En l’entendant, elle eut l’air poignardée, levant les yeux au plafond tandis que je laissais échapper un « sshhhh ».
Il venait manifestement de signer son arrêt de mort.
Ce qu’elle confirma d’un « non, merci » glacial. Dès qu’il eut le dos tourné, elle haussa les épaules d’un air agacé.
- Vous avez entendu ?
- Oui, il aurait dû dire « Si que mademoiselle voudra bien m’accorder cette danse », non ? 
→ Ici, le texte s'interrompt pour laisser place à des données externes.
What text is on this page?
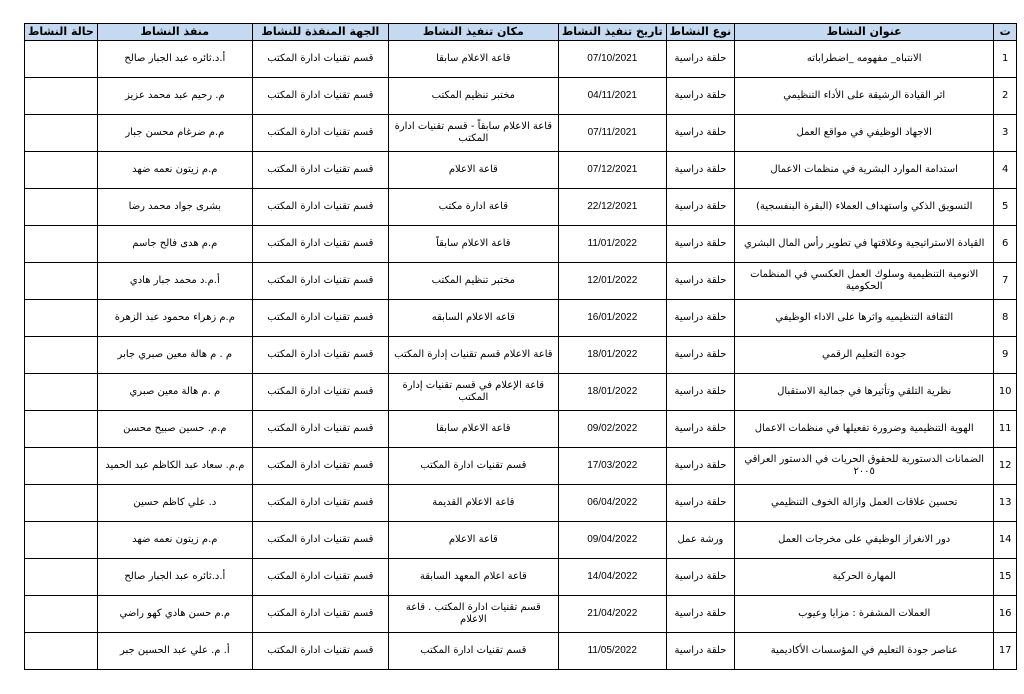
ت	عنوان النشاط	نوع النشاط	تاريخ تنفيذ النشاط	مكان تنفيذ النشاط	الجهة المنفذة للنشاط	منفذ النشاط	حالة النشاط
1	الانتباه_ مفهومه _اضطراباته	حلقة دراسية	07/10/2021	قاعة الاعلام سابقا	قسم تقنيات ادارة المكتب	أ.د.ثائره عبد الجبار صالح	
2	اثر القيادة الرشيقة على الأداء التنظيمي	حلقة دراسية	04/11/2021	مختبر تنظيم المكتب	قسم تقنيات ادارة المكتب	م. رحيم عبد محمد عزيز	
3	الاجهاد الوظيفي في مواقع العمل	حلقة دراسية	07/11/2021	قاعة الاعلام سابقاً - قسم تقنيات ادارة المكتب	قسم تقنيات ادارة المكتب	م.م ضرغام محسن جبار	
4	استدامة الموارد البشرية في منظمات الاعمال	حلقة دراسية	07/12/2021	قاعة الاعلام	قسم تقنيات ادارة المكتب	م.م زيتون نعمه ضهد	
5	التسويق الذكي واستهداف العملاء (البقرة البنفسجية)	حلقة دراسية	22/12/2021	قاعة ادارة مكتب	قسم تقنيات ادارة المكتب	بشرى جواد محمد رضا	
6	القيادة الاستراتيجية وعلاقتها في تطوير رأس المال البشري	حلقة دراسية	11/01/2022	قاعة الاعلام سابقاً	قسم تقنيات ادارة المكتب	م.م هدى فالح جاسم	
7	الانومية التنظيمية وسلوك العمل العكسي في المنظمات الحكومية	حلقة دراسية	12/01/2022	مختبر تنظيم المكتب	قسم تقنيات ادارة المكتب	أ.م.د محمد جبار هادي	
8	الثقافة التنظيميه واثرها على الاداء الوظيفي	حلقة دراسية	16/01/2022	قاعه الاعلام السابقه	قسم تقنيات ادارة المكتب	م.م زهراء محمود عبد الزهرة	
9	جودة التعليم الرقمي	حلقة دراسية	18/01/2022	قاعة الاعلام قسم تقنيات إدارة المكتب	قسم تقنيات ادارة المكتب	م . م هالة معين صبري جابر	
10	نظرية التلقي وتأثيرها في جمالية الاستقبال	حلقة دراسية	18/01/2022	قاعة الإعلام في قسم تقنيات إدارة المكتب	قسم تقنيات ادارة المكتب	م .م هالة معين صبري	
11	الهوية التنظيمية وضرورة تفعيلها في منظمات الاعمال	حلقة دراسية	09/02/2022	قاعة الاعلام سابقا	قسم تقنيات ادارة المكتب	م.م. حسين صبيح محسن	
12	الضمانات الدستورية للحقوق الحريات في الدستور العراقي ٢٠٠٥	حلقة دراسية	17/03/2022	قسم تقنيات ادارة المكتب	قسم تقنيات ادارة المكتب	م.م. سعاد عبد الكاظم عبد الحميد	
13	تحسين علاقات العمل وازالة الخوف التنظيمي	حلقة دراسية	06/04/2022	قاعة الاعلام القديمة	قسم تقنيات ادارة المكتب	د. علي كاظم حسين	
14	دور الانغراز الوظيفي على مخرجات العمل	ورشة عمل	09/04/2022	قاعة الاعلام	قسم تقنيات ادارة المكتب	م.م زيتون نعمه ضهد	
15	المهارة الحركية	حلقة دراسية	14/04/2022	قاعة اعلام المعهد السابقة	قسم تقنيات ادارة المكتب	أ.د.ثائره عبد الجبار صالح	
16	العملات المشفرة : مزايا وعيوب	حلقة دراسية	21/04/2022	قسم تقنيات ادارة المكتب . قاعة الاعلام	قسم تقنيات ادارة المكتب	م.م حسن هادي كهو راضي	
17	عناصر جودة التعليم في المؤسسات الأكاديمية	حلقة دراسية	11/05/2022	قسم تقنيات ادارة المكتب	قسم تقنيات ادارة المكتب	أ. م. علي عبد الحسين جبر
« L’autre » me jeta un regard indécis.
Puis sourit et lâcha « si je ne vous avais pas vu tiquer en entendant l’autre, je m’enfuirais aussitôt.»
Elle regarda mon verre –enfin ! –
- Qu’est-ce que vous buvez ?
- Un diabolo fraise.
- Ça a quel goût ?
J’hésitai, puis poussai mon verre vers elle. Après tout, on verrait bien.
- Je vais plutôt aller en chercher un au bar.
- Et si vous n’aimez pas ça ?
- Alors vous en boirez peut-être deux…
Elle se leva, je souhaitai de tout mon cœur qu’elle revienne à la table.
Quelques minutes plus tard elle revint avec son verre, y trempa ses lèvres et frissonna.
« C’est bien trop acidulé pour moi ! ».
Et à son tour elle poussa son verre vers moi « Vous voulez bien ? ».
C’est là que le sort se montre parfois gentil avec ceux qui doivent se consoler.
Percy Sledge, sortant des haut-parleurs, se mit à chanter  «  When a man loves a woman ».
Alors je me jetai à l’eau, je pris la main de « l’autre » en disant « Si tu voudrais bien m’accorder ce slow ? ».
Elle sourit gentiment,  se leva, me reprit la main et avoua « à part le slow, je ne sais rien danser ».
Elle parut satisfaite de mon « Moi non plus… ».